Posted by JRS on March 19,2009 | 09:09 AM
The author fails to mention is that you can change an EELV flight path so that it does not have a "lofted trajectory". Boeing and Bigelow are studying it to send people to Bigelow's space station as early as 2013. http://www.nasaspaceflight.com/2006/09/lockheed-and-bigelow-human-rated-eelv-deal/
Another reason that NASA may not like EELV's is if they are safe, why do you need Ares I??? Notice that none of the COTS finalist that proposed using EELV's got a contract from NASA. Since if the COTS finalist proved that an EELV was fine to launch humans, again why would you need Ares I?
Posted by PHILLIP GEORGE on March 19,2009 | 10:38 AM
I'm excited about this project. That will be a huge leap for humanity.

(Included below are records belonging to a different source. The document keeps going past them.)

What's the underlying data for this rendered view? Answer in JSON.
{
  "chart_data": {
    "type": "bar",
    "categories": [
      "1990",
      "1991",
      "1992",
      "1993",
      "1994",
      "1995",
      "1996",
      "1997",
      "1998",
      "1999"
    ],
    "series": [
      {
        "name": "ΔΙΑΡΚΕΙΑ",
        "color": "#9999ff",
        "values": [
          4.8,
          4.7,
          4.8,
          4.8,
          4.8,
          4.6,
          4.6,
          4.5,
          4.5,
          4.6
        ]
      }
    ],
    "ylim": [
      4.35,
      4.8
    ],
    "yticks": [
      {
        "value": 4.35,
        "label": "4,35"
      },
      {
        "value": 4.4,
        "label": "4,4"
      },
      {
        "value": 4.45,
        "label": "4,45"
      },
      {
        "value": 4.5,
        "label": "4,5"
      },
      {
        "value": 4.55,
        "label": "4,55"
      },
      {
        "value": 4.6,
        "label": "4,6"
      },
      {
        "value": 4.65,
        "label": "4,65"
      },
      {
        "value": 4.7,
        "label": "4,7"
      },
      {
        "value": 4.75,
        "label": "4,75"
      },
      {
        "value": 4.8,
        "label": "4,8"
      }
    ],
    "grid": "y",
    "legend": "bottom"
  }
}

Posted by John on April 11,2009 | 11:03 PM
What you fail to mention is that time-consuming, very costly and complex design changes must be made in order to fly EELV's on manned-rated, non-lofted trajectories. Flight loads are different, any second stage engine must be replaced with a larger one. Control computers, wiring and piping must be changed and the first stage thrust profile must be matched to suit the new flight trajectory. Everything must be retested and re-certified. All this will take years and 100's of million, if not billions of dollars, especially with large hulking bureaucratic companies. Ares I would likely fly before this changes could be made, if it flies at all.
Posted by Dr. Kenu Filuit on April 12,2009 | 10:40 AM
Articles like this should have a heading of "Vaporware" around the edge, like the "Advertisement" on papers.

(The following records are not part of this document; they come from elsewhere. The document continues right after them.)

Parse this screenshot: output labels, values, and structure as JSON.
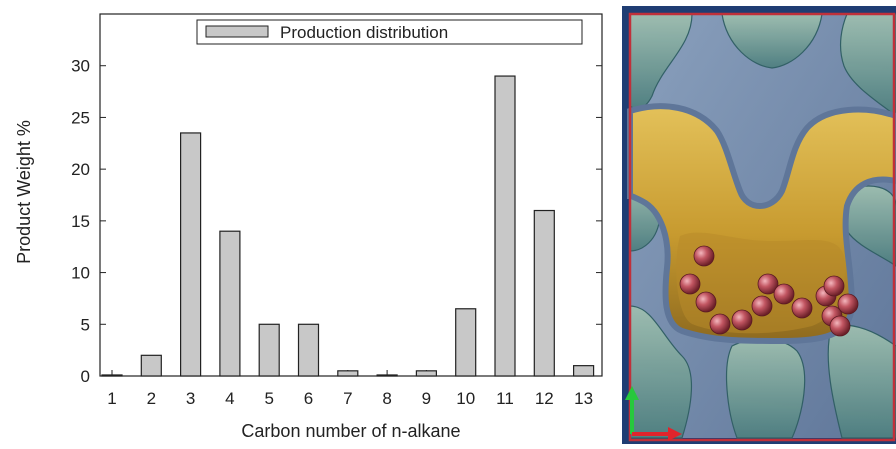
{
  "chart_data": {
    "type": "bar",
    "categories": [
      "1",
      "2",
      "3",
      "4",
      "5",
      "6",
      "7",
      "8",
      "9",
      "10",
      "11",
      "12",
      "13"
    ],
    "series": [
      {
        "name": "Production distribution",
        "values": [
          0.1,
          2,
          23.5,
          14,
          5,
          5,
          0.5,
          0.1,
          0.5,
          6.5,
          29,
          16,
          1
        ]
      }
    ],
    "title": "",
    "xlabel": "Carbon number of n-alkane",
    "ylabel": "Product Weight %",
    "ylim": [
      0,
      35
    ],
    "yticks": [
      "0",
      "5",
      "10",
      "15",
      "20",
      "25",
      "30"
    ],
    "grid": false,
    "legend": "top",
    "colors": {
      "bar_fill": "#c8c8c8",
      "bar_stroke": "#222222"
    }
  },
  "image_panel": {
    "description_icon": "zeolite-channel-rendering",
    "colors": {
      "background": "#1f3d73",
      "frame": "#c0303a",
      "surface_gold": "#c9a23a",
      "surface_blue": "#6f86a8",
      "atom": "#b84a55",
      "axis_y": "#27c83c",
      "axis_x": "#e0242c"
    }
  }
}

This is all vaporware, and as Dr. Filuit points out, there is some serious physics involved in making this "ready" rocket, actually ready (for people or cargo).
BTW, the non-sense by Terrafugia (and all other flying cars for the masses) could do the same. That way one can get to the disciplined, researched articles worthy of one's time.
Posted by LuF on May 20,2009 | 09:32 AM
Maybe it would be easier to buy the technology from the russians, as they have a safety standard that will not be met by anyone else in at least 30 years. When it comes to space, experience is a plus, and the manned russian soyuz is a winner.
Posted by David on July 23,2009 | 06:13 PM
JRS: From http://www.spacex.com/press.php?page=20091203: "SpaceX hosts preliminary training for NASA ISS astronauts in preparation for Dragon spacecraft rendezvous and station berthing."
Posted by Marzo on February 3,2010 | 06:17 AM
In the quote by Bryan O'Connor above, it should be noted that Gemini used ejection seats, not a launch abort tower above the crew capsule.